Serra da Mantiqueira | foto: divulgação

 

Suponho que seja coisa da velhice e da decepção com o ser humano, que o correr da vida nos ensina, mas às vezes me dá uma vontade danada de botar o boné, agarrar uma mochila e sair por aí sem rumo. Sem rumo, não. Com rumo, sim. Um rumo que me leve o mais longe possível da “civilização”, onde se possa viver junto à natureza, entre as árvores, as flores, os animais e alguns poucos seres humanos de verdade. Ah, a “civilização”!… – essa coisa bárbara que nos cerca e que os doutos definem como sendo o “estado de desenvolvimento econômico, social e político a que chegam as sociedades, e que é considerado como ideal”. Pois sim! Tenho visto isso todas as noites no noticiário da TV.

Nesses momentos, lembro-me de Rubem Alves, o meu filósofo favorito. Rubem garantia – e, mais uma vez, estou de acordo com ele – que as plantas e os animais têm uma sabedoria que nós não temos. Ele próprio encontrou o seu refúgio de paz. Foi no alto da Serra da Mantiqueira, região que eu e minha Cleonice tanto amamos, entre “as montanhas que se sucedem, até desaparecerem no horizonte, azuladas, escondidas entre brumas”, onde existem “riachos de água transparente, que correm sobre pedras, em meio às samambaias, aos lírios do brejo, às flores vermelhas cujo nome não sei”, e de “gigantescas araucárias, de troncos enrugados, paraíso dos pica-paus de penacho vermelho e dos pintassilgos”.

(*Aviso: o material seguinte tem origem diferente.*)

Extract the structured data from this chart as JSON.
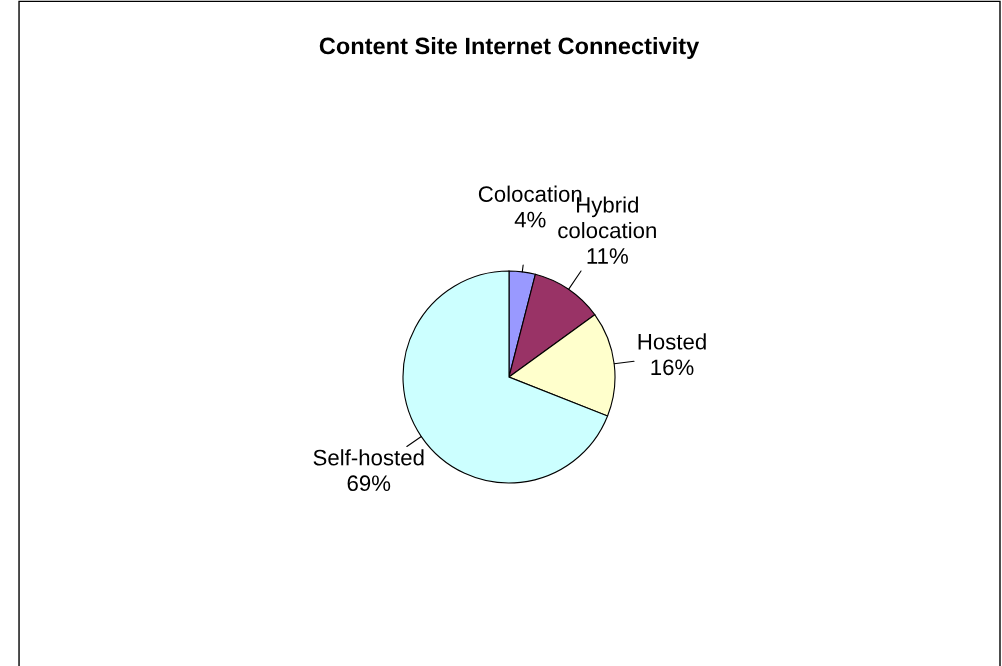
{
  "chart_data": {
    "type": "pie",
    "title": "Content Site Internet Connectivity",
    "categories": [
      "Colocation",
      "Hybrid\ncolocation",
      "Hosted",
      "Self-hosted"
    ],
    "values": [
      4,
      11,
      16,
      69
    ],
    "value_labels": [
      "4%",
      "11%",
      "16%",
      "69%"
    ],
    "colors": [
      "#9999ff",
      "#993366",
      "#ffffcc",
      "#ccffff"
    ],
    "legend": false
  }
}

Já teve dia em que eu gostaria de também ter um pedacinho de terra lá na Serra da Mantiqueira, nas Minas Gerais, em São Paulo ou no Rio. Talvez ali próximo de Passa Quatro ou nas Terras Altas, imediações do pico das Agulhas Negras. Ou um pouco mais à direita, na Serrinha do Alambari, entre Penedo (RJ) e Visconde de Mauá (MG). Nada contra a nossa Serra do Mar, igualmente bela e misteriosa. Ou o alto de São Luiz do Purunã. Ou nos arredores da minha Lapa, para os lados de Campo do Tenente. Mas aí seria próximo demais do mundo civilizado. E a velha Mantiqueira tem algo mais, além de borboletas, grilos, aranhas, joaninhas, formigas, besouros, carrapatos, marimbondos, onças e flores. Algo que penetra na gente, instala-se de mansinho e não nos abandona mais, como se fosse um universo inteiro, repleto de harmonia, sabedoria e solidariedade.

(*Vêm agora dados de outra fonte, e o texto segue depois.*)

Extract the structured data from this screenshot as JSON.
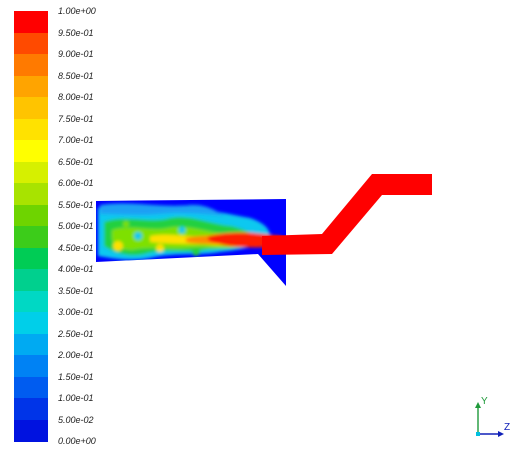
{
  "colorbar": {
    "labels": [
      "1.00e+00",
      "9.50e-01",
      "9.00e-01",
      "8.50e-01",
      "8.00e-01",
      "7.50e-01",
      "7.00e-01",
      "6.50e-01",
      "6.00e-01",
      "5.50e-01",
      "5.00e-01",
      "4.50e-01",
      "4.00e-01",
      "3.50e-01",
      "3.00e-01",
      "2.50e-01",
      "2.00e-01",
      "1.50e-01",
      "1.00e-01",
      "5.00e-02",
      "0.00e+00"
    ],
    "colors": [
      "#ff0000",
      "#ff4a00",
      "#ff7a00",
      "#ffa400",
      "#ffc400",
      "#ffe200",
      "#ffff00",
      "#d6f000",
      "#a8e300",
      "#6ed400",
      "#3ccc1a",
      "#00cc55",
      "#00d08e",
      "#00d8c4",
      "#00cfe9",
      "#00aaf2",
      "#0082f4",
      "#005cf0",
      "#0034e8",
      "#0012e0"
    ]
  },
  "axes": {
    "y_label": "Y",
    "z_label": "Z"
  },
  "colors": {
    "background": "#ffffff",
    "high": "#ff0000",
    "low": "#0000ff"
  }
}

Não tenho mais idade para realizar esse sonho. Mas continuo achando que, ainda que não definitivamente, tem hora que necessário se faz escalar as montanhas, contemplar o mar, assistir aos entardeceres, ouvir o vento e as águas do rio, sentir a chuva batendo no rosto, ver a luz das estrelas e, sobretudo, aprender com a sabedoria dos pássaros – como já nos ensinou aquele que se chamou Jesus. Ou, se tudo isso não for possível, viver simplesmente em silêncio.

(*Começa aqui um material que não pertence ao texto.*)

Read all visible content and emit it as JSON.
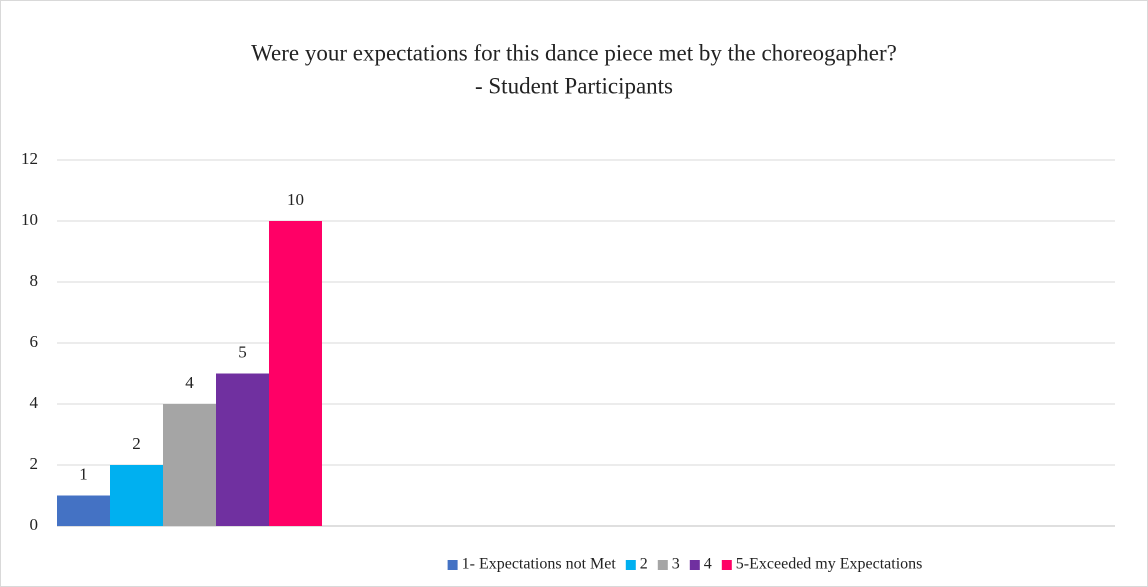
{
  "chart_data": {
    "type": "bar",
    "title": [
      "Were your expectations for this dance piece met by the choreogapher?",
      "- Student Participants"
    ],
    "categories": [
      null
    ],
    "series": [
      {
        "name": "1- Expectations not Met",
        "color": "#4472c4",
        "values": [
          1
        ]
      },
      {
        "name": "2",
        "color": "#00b0f0",
        "values": [
          2
        ]
      },
      {
        "name": "3",
        "color": "#a5a5a5",
        "values": [
          4
        ]
      },
      {
        "name": "4",
        "color": "#7030a0",
        "values": [
          5
        ]
      },
      {
        "name": "5-Exceeded my Expectations",
        "color": "#ff0066",
        "values": [
          10
        ]
      }
    ],
    "ylim": [
      0,
      12
    ],
    "yticks": [
      0,
      2,
      4,
      6,
      8,
      10,
      12
    ],
    "grid": true,
    "legend": "bottom"
  }
}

Diz-se que São Francisco de Assis pregava aos animais. Rubem Alves não acreditava. Ele achava que, ao contrário, era Francisco, o santo, que com os animais aprendia, “porque não se pode pregar a seres perfeitos”. E, por isso, ele era tão amado. “Nos seus gestos e palavras ele nos diz de um jeito de ser de plantas e bichos de que nos esquecemos e de que queremos nos lembrar, para sermos menos infelizes” – pregava Rubem.

Se São Francisco voltasse à vida, com certeza iria viver ao redor da Mantiqueira, talvez no Parque Nacional do Itatiaia. Porque São Francisco – como também contava o Rubem – via Deus nas coisas da natureza e amava tudo o que vivia e, segundo a lenda, as coisas que viviam o amavam também.

Com a chegada da velhice, é preciso voltar a ser criança, recuperar a inocência perdida, reaprender a sonhar e dar importância às coisas simples da vida, porque a vida está nas coisas simples. E os poderosos, graças a Deus, não sabem disso.

 

P.S. – Lembrou-me o querido amigo Vilmar Faria: se vivo estivesse, Rubem Alves teria feito (ou desfeito, como ele preferia), no dia 15 de setembro, 88 anos. Esse negócio de “se vivo estivesse”, é puro exercício de retórica. Para nós, seus admiradores, Rubem estará sempre vivo.

 

 

Célio Heitor Guimarães é jornalista e consultor jurídico aposentado.

Publicado no blog do Zé Beto em 15/9/21.